Showing 3 responses by mulveling

Wow. Props to Upscale for being so calm in their response here lol. Those tubes are not pin-compatible; they’re not even function compatible. The 5AR4 is a full-wave rectifier and you maybe sort of got this KT150 scheme working as a half-wave rectifier? - I don’t even know.

Anyways, what this tells you is that you like the sound of LOTS of distortion (the euphonic kind, not the harsh kind). I know how that feels - I once inadvertently subbed 5814 (12AU7) into the 12AX7 phase inverter slots of my Rogue Apollo amps, and thought it sounded awesome! Then discovered the mistake a couple days later, and felt silly.

But yeah, this is much worse than that 12AU7 / 12AX7 swap - please respect the gear and don’t keep doing it. At the least, it’s truly a testament to how resilient tube circuits are to most mistakes, versus Solid State.

I thought OP replaced both rectifiers with a matched pair of KT50 - maybe he can confirm.

Well, pin 2 on both 5AR4 and KT150 (same as KT88 pinout) hits the heater, but the other side of filament is pin 8 (also ties to cathode) on the rectifier and pin 7 on the KT. I don’t know enough to say how that works out, but if it does fire up - the ratings of the 2 filaments are close enough for the KT tube to be ok.

On the other side, the KT tube has its screen grid hooked up to what should be 1 of 2 plates in the rectifier (each plate handling a "half wave"). There appears to be nothing hooked up on the KT to serve as the other plate. So at best it’s acting as a (sort of) half wave instead of full wave rectifier, and the PSU isn't outputting as flat DC as it was designed to. KT150 is generally extremely robust on many parameters, but (total guess here) the danger is vastly exceeding the screen grid’s power capabilities and melting it at some point. You might get away with it...for a bit.

Hopefully someone with actual tube circuit knowledge can clarify.

Just to reiterate, the problem with wiring up a the KT screen grid like a "plate" here is going to be power dissipation - the fine wire obviously can’t handle power like a solid plate.

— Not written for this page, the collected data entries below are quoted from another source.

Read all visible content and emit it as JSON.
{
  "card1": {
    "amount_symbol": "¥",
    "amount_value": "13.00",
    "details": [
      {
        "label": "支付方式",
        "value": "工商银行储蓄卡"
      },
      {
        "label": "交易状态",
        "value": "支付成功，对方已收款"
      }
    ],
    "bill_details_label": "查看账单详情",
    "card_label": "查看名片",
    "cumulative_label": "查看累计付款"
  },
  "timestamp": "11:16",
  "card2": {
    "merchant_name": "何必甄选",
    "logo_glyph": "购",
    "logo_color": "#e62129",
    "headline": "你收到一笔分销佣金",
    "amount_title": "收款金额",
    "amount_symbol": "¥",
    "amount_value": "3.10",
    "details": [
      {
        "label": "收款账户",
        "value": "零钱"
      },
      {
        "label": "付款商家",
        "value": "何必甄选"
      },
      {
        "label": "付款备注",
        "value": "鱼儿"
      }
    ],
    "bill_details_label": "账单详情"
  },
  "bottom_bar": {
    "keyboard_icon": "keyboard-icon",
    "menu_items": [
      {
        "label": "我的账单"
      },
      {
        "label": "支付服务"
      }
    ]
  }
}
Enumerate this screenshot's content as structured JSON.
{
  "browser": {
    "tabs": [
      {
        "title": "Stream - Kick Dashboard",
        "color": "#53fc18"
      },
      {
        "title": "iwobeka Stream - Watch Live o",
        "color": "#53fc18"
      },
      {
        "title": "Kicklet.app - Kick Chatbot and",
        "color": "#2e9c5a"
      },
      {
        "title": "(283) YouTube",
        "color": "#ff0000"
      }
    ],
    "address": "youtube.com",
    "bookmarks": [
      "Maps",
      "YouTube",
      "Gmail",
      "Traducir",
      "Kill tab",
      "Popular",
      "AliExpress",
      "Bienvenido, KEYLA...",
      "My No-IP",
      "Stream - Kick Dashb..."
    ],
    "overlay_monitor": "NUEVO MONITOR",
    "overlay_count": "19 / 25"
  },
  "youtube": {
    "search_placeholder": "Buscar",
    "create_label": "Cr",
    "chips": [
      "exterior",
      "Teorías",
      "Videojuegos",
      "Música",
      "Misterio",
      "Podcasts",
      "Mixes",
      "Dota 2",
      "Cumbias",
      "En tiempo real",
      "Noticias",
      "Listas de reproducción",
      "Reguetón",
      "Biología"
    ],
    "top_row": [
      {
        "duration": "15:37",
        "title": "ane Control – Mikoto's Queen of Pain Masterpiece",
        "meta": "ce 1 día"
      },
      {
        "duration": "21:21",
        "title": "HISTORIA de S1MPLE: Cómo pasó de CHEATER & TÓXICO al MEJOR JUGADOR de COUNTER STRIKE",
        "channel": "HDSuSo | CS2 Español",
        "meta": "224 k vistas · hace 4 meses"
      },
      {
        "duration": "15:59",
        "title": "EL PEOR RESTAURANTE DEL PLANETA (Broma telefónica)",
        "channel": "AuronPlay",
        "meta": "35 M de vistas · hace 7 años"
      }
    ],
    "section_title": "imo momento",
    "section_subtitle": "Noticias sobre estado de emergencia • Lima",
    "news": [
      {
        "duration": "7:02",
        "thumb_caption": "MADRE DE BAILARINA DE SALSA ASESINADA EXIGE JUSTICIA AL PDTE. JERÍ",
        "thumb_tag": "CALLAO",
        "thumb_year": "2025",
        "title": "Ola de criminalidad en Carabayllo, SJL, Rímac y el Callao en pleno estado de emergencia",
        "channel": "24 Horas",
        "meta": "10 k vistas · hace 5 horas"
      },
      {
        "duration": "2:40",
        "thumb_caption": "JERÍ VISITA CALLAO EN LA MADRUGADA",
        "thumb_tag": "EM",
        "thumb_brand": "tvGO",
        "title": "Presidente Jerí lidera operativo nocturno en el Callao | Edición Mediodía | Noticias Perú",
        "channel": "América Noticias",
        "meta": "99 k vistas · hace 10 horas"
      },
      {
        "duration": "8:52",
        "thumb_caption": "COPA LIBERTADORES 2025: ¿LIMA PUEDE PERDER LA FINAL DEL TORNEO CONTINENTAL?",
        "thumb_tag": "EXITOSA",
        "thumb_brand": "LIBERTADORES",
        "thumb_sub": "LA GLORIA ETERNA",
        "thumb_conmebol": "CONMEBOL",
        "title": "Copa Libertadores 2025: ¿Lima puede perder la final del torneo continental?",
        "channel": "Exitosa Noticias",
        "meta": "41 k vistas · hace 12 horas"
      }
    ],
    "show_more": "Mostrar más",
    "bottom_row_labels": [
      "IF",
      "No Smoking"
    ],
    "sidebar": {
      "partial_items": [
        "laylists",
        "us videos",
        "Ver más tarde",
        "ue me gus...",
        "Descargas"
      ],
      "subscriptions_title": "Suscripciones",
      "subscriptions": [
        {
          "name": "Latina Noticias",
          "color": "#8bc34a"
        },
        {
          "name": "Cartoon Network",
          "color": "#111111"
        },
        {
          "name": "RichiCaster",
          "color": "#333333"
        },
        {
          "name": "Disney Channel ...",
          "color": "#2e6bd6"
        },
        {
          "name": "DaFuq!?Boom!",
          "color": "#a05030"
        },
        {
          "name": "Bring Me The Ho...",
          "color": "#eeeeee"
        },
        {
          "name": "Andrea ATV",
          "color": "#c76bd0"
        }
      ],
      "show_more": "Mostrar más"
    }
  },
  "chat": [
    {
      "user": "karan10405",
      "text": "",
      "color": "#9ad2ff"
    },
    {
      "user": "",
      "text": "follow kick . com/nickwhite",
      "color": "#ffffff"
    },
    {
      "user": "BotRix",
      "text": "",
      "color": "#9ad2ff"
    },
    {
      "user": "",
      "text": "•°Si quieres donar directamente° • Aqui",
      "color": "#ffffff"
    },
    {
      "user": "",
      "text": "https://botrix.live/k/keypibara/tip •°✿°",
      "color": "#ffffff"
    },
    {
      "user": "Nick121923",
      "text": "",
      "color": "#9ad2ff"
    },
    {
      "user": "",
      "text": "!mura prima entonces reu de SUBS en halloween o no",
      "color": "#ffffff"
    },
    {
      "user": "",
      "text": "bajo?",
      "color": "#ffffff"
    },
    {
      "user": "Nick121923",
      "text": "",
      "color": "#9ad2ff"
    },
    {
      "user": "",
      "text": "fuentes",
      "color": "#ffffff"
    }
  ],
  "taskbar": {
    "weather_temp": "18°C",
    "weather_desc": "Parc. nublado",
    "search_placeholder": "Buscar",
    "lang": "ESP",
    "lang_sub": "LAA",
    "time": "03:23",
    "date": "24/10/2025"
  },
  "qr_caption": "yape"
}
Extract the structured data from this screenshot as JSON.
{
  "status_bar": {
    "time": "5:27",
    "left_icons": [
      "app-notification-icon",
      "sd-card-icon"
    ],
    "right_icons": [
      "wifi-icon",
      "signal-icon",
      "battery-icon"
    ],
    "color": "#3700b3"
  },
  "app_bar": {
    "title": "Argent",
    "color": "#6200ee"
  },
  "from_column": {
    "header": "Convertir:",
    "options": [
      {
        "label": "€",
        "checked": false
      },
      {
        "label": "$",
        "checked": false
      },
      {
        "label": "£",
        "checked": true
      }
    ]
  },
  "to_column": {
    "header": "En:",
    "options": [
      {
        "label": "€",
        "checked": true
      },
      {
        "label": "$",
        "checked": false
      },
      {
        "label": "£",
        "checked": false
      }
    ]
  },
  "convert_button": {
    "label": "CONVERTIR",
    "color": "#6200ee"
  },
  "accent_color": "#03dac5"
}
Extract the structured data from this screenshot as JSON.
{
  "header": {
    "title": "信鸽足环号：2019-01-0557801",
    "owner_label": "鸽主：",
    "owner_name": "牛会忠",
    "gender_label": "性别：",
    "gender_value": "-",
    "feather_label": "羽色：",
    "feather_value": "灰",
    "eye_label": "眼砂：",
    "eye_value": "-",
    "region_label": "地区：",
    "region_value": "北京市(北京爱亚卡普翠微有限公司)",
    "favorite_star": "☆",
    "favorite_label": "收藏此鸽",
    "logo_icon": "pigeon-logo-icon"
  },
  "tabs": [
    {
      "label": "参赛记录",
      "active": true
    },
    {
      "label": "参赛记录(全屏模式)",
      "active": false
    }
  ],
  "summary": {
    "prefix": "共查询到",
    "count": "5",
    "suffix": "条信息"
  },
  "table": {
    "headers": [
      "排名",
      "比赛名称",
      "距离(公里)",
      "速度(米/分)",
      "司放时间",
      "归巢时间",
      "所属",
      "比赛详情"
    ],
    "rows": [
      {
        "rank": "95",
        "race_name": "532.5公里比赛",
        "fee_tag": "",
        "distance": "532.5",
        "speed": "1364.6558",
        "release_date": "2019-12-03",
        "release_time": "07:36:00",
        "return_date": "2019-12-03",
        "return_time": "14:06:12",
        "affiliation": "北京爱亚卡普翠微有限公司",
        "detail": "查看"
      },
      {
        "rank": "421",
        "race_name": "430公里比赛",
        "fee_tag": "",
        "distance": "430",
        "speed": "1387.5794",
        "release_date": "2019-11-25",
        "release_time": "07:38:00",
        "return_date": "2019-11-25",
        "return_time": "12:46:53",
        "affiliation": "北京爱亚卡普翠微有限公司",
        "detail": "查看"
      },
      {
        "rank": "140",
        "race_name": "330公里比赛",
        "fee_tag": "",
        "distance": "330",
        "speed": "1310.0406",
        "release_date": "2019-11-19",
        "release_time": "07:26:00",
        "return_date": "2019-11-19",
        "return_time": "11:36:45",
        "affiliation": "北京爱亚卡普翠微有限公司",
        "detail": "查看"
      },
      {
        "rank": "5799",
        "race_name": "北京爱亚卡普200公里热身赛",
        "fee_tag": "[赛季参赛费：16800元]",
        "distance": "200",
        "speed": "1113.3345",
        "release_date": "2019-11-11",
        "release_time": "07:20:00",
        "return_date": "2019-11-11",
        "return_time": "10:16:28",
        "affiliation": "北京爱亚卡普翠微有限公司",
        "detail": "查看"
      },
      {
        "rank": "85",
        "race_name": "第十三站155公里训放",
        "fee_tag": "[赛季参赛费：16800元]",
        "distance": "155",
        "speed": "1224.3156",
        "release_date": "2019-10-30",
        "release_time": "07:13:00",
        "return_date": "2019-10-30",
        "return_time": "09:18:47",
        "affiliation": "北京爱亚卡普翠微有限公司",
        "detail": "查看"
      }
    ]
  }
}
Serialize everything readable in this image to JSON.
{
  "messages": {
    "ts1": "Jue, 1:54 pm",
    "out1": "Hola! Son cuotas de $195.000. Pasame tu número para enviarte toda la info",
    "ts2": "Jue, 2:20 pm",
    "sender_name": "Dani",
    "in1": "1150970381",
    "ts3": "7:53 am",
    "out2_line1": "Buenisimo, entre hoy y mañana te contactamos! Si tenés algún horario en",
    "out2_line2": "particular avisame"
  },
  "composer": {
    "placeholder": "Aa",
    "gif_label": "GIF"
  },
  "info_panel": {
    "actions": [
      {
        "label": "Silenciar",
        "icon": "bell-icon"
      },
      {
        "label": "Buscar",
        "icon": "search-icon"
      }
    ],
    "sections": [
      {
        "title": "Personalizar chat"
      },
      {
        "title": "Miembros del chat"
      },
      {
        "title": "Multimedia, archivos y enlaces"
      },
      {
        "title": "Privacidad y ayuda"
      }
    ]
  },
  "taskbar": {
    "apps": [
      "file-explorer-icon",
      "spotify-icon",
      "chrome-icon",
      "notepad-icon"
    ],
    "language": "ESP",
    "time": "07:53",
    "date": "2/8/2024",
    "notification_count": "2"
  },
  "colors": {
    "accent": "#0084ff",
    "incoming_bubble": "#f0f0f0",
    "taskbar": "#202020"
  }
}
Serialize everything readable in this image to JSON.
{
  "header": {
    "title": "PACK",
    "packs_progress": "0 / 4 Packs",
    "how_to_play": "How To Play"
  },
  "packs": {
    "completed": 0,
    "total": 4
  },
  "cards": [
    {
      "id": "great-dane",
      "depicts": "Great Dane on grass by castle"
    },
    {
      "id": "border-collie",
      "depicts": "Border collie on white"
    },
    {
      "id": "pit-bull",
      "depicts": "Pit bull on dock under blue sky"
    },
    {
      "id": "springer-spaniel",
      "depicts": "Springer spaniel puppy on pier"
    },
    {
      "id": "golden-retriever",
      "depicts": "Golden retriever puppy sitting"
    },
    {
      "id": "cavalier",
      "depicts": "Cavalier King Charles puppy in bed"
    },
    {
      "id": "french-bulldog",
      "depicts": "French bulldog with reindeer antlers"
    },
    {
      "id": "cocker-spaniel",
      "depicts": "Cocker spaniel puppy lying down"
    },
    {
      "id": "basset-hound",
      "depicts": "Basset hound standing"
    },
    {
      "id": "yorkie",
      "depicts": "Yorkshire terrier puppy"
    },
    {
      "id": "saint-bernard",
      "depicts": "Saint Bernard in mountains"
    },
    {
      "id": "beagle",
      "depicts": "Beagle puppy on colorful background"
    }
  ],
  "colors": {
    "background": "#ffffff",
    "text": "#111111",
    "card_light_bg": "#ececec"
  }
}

We know that plates glow orange or red when they’re over-driven - imagine what happens to grid wire!

It’s amazing the tube can take it like this, even for a short session - but I admit I’ve made some serious mistakes and quite often the tubes (somehow) weather the storm.

Another anecdote: My VAC Master preamp has a switch to allow running 12DJ8 tubes in place of 6DJ8. The 12DJ8 uses fully twice the heater voltage. Once I had the switch on 12V for those tubes, and rolled in some nice NOS 6DJ8, but forgot to change the switch. Ran that for like 20 hours - it sounded great! Next time I looked in there, the little 6DJ8 were GLOWING LIKE THE SUN. Haha. Corrected my mistake, and tested the tubes. They’d lost ~ 20% of their transconductance since before the incident, but still tested "good", and still matched! They were NOS Siemens E88CC (nice tubes). Yes, I think they probably sounded a bit sweeter driven to molten hot temp lol. The preamp was perfectly fine too (this was years ago).